Which color are you tracking with your Camera?

Hi guys,

I’m doing this poll in order to share ideas and obtained results about the best color of the target for the tracking system.

How we know, the backboards has a retro reflective tape and we need to point a light in them in order to distinguish better what is the target.

Up to this moment, we just tried to use GREEN lights around the camera’s lens and we’ve obtained a very good calibration enviroment.

Today, we’ll try another colors (Red and Blue), but we’re scared about luminous interference from the field.

What you guys have discussed about this?

We’re planning on testing a few different options, but leaning towards solid white (with a grayscale image, extract luminance plane, threshold) or IR.

Make sure you check out this article before you decide on white… it seems to make a good argument against it! http://www.chiefdelphi.com/media/papers/2620

Could you please quote the relevant text? I’ve read that whitepaper and skimmed it a few times over, don’t see anything on the disadvantages of using white LEDs.

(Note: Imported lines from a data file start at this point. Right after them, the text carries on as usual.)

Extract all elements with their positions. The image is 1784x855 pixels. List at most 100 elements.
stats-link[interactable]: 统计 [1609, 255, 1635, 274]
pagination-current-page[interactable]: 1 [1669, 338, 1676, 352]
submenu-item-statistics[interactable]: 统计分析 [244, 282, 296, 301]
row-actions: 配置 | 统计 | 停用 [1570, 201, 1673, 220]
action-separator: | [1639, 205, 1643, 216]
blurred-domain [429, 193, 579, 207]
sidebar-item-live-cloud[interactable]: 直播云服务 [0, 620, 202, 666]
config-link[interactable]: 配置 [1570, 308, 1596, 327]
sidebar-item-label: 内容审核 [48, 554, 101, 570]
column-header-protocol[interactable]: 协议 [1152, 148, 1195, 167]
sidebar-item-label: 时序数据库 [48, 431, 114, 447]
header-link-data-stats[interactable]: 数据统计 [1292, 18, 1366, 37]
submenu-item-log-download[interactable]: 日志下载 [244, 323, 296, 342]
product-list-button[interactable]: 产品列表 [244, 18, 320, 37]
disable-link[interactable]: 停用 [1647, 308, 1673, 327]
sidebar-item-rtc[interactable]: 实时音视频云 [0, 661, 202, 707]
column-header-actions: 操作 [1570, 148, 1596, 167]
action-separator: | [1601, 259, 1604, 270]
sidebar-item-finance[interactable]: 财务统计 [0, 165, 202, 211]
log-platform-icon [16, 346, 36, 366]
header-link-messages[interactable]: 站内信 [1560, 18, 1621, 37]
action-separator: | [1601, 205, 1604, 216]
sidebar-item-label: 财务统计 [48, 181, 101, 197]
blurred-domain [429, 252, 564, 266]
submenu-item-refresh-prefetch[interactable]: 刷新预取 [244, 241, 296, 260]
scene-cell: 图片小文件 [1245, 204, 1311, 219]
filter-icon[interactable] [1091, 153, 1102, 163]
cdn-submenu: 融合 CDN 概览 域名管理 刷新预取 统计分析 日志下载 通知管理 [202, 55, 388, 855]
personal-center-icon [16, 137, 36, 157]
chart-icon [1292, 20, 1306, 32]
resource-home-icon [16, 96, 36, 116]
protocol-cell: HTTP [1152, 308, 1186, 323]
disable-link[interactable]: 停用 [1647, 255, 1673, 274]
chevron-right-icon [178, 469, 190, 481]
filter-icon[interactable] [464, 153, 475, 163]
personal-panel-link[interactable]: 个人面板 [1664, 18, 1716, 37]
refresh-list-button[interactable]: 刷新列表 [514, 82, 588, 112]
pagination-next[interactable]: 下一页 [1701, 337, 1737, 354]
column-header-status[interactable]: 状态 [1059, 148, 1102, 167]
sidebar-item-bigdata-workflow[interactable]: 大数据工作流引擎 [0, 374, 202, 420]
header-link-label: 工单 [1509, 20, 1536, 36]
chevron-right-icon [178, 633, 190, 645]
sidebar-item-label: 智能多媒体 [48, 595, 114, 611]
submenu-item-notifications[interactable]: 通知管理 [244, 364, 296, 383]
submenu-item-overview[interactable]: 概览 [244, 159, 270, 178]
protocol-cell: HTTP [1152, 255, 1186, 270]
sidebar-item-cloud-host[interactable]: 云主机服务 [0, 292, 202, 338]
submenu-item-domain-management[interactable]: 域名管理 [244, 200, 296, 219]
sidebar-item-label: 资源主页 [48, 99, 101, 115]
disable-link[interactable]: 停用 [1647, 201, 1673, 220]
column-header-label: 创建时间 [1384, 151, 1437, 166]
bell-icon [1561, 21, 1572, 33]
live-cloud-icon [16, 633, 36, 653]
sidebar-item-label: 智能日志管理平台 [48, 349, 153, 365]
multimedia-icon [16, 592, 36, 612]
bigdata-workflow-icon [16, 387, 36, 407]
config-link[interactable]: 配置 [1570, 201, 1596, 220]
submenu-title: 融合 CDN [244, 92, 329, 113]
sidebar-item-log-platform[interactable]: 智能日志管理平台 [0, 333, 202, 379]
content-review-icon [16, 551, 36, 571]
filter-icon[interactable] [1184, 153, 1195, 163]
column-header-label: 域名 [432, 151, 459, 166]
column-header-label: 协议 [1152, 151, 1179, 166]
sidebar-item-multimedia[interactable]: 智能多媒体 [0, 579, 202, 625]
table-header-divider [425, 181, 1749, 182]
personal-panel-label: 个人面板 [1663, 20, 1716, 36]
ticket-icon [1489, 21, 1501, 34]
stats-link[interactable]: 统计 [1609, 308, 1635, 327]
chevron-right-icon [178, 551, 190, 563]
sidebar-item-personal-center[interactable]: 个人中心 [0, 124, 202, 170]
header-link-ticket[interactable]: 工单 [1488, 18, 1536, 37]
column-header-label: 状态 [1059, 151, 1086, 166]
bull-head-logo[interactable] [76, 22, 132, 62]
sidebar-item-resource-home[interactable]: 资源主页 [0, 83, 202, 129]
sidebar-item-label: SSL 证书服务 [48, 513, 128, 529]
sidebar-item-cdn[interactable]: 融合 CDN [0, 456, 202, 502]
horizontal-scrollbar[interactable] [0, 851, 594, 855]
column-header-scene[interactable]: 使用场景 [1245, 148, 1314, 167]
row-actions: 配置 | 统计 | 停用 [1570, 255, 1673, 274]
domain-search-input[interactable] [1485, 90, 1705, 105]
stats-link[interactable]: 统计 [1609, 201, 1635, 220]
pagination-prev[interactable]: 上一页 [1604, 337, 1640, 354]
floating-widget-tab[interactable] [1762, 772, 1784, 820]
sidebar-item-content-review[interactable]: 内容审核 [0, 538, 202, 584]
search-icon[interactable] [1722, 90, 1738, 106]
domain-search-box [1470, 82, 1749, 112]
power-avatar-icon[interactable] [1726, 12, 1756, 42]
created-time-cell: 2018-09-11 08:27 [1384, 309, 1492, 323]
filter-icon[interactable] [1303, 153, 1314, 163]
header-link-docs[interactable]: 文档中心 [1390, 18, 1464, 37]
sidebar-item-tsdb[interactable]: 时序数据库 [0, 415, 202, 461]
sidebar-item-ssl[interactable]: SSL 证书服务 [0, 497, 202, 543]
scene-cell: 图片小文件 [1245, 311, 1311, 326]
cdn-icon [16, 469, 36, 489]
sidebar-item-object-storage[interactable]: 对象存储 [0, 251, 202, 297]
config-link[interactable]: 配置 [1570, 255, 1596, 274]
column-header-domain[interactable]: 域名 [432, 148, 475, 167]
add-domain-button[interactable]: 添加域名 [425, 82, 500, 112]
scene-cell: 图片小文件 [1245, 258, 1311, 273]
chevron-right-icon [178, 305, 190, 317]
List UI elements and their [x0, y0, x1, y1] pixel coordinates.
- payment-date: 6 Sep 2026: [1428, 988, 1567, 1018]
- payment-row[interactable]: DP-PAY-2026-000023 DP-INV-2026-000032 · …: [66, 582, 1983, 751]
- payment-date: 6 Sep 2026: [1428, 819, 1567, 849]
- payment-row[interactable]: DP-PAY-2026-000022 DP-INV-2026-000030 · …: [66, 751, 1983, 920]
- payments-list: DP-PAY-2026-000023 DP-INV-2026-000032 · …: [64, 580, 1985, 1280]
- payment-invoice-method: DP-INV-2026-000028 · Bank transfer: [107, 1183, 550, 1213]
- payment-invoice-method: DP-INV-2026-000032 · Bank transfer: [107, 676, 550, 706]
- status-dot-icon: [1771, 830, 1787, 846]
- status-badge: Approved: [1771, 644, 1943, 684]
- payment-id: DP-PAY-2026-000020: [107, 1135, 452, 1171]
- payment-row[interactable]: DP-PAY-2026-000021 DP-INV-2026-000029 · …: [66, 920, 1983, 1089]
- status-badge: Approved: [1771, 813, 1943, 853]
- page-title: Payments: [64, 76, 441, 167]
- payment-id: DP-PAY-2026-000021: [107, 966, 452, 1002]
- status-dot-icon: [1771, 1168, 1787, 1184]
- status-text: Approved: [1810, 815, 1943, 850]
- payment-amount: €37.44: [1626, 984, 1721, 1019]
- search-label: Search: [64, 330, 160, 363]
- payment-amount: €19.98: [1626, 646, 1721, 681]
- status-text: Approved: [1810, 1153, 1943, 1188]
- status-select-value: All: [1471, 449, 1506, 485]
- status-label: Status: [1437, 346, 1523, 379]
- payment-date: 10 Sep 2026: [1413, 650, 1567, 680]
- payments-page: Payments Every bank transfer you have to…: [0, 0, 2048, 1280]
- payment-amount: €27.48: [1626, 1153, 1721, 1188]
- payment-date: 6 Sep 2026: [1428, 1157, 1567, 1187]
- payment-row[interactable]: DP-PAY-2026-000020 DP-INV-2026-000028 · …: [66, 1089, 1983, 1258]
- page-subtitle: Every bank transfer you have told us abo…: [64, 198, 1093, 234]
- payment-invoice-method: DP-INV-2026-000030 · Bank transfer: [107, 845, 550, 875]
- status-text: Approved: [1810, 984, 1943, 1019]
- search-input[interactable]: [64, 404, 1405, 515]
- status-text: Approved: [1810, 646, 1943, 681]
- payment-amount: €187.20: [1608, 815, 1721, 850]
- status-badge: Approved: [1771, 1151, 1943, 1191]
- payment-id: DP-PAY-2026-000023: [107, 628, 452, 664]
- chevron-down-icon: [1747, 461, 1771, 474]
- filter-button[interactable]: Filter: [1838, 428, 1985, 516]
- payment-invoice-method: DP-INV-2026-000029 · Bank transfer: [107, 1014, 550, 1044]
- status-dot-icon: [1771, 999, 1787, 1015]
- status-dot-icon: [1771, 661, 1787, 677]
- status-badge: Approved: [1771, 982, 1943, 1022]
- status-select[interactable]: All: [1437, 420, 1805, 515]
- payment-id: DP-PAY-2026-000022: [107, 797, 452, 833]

The beauty of retro-reflective tape is, what ever color you choose to use, you see that color. Now, there is a mild chance that another team may be directly in line with you, or near enough to you, and their light may pollute your color a bit. So, just make sure that whatever color you choose, make sure your calibration allows for slight variations to “your color”.
That being said, has anyone measured the “usable angle” that the light is reflected back with? In other words, how far apart can the light be from the lens and still have a reliable color return?

I think a good amount of teams will be using green because the light ring on FIRST Choice is green.

That is what we will be using.

Look at the pictures on page 6.

With white, you can perform the initial filter/mask, then your convex hull operation. While this identifies the targets, it also identifies a bunch of other “stuff” - lights, reflections from the plexiglass, even the basketball nets. That makes this operation difficult to use, since you then have to go on to filter our the blobs you don’t want. There are other ways to identify what you want (like the edge detection mentioned later), but in general they’re going to take more processing power to work, from my experience.

With another color, you don’t have that problem. You can perform your original filter/mask, then a convex hull operation. Now you’re left with only your targets showing up, and no extraneous “stuff” you have to filter out - take the center of each blob and your done!

You just need to watch out for that pesky team at your regional wearing bright green shirts… you don’t want to detect them!

I guess that the only problem that you could have using white leds is about the other lights into the field.

The lights above the field and the reflex provided by the alliance’s wall could return erroneous measurements when you’ll calculate the size of the target.

Remembering that, the enviroment that we play the match is very different of the enviroment that we build the program.

Remember that the field has red, blue, and amber LEDs at each end if the field where the alliance stations are. There will be less “noise” using the green LEDs so that makes them the mos obvious choice.

True, we’re waiting to see how the imaqDetectRectangles call performs on the cRio…just gotta get our backboard and ring light manufactured.

We are thinking of using two color of lights taking two pictures one with each light. Then the tape should be the only thing that changes color between the two frames.The frame rate will be slower but data for figuring out what is the tape should be cleaner.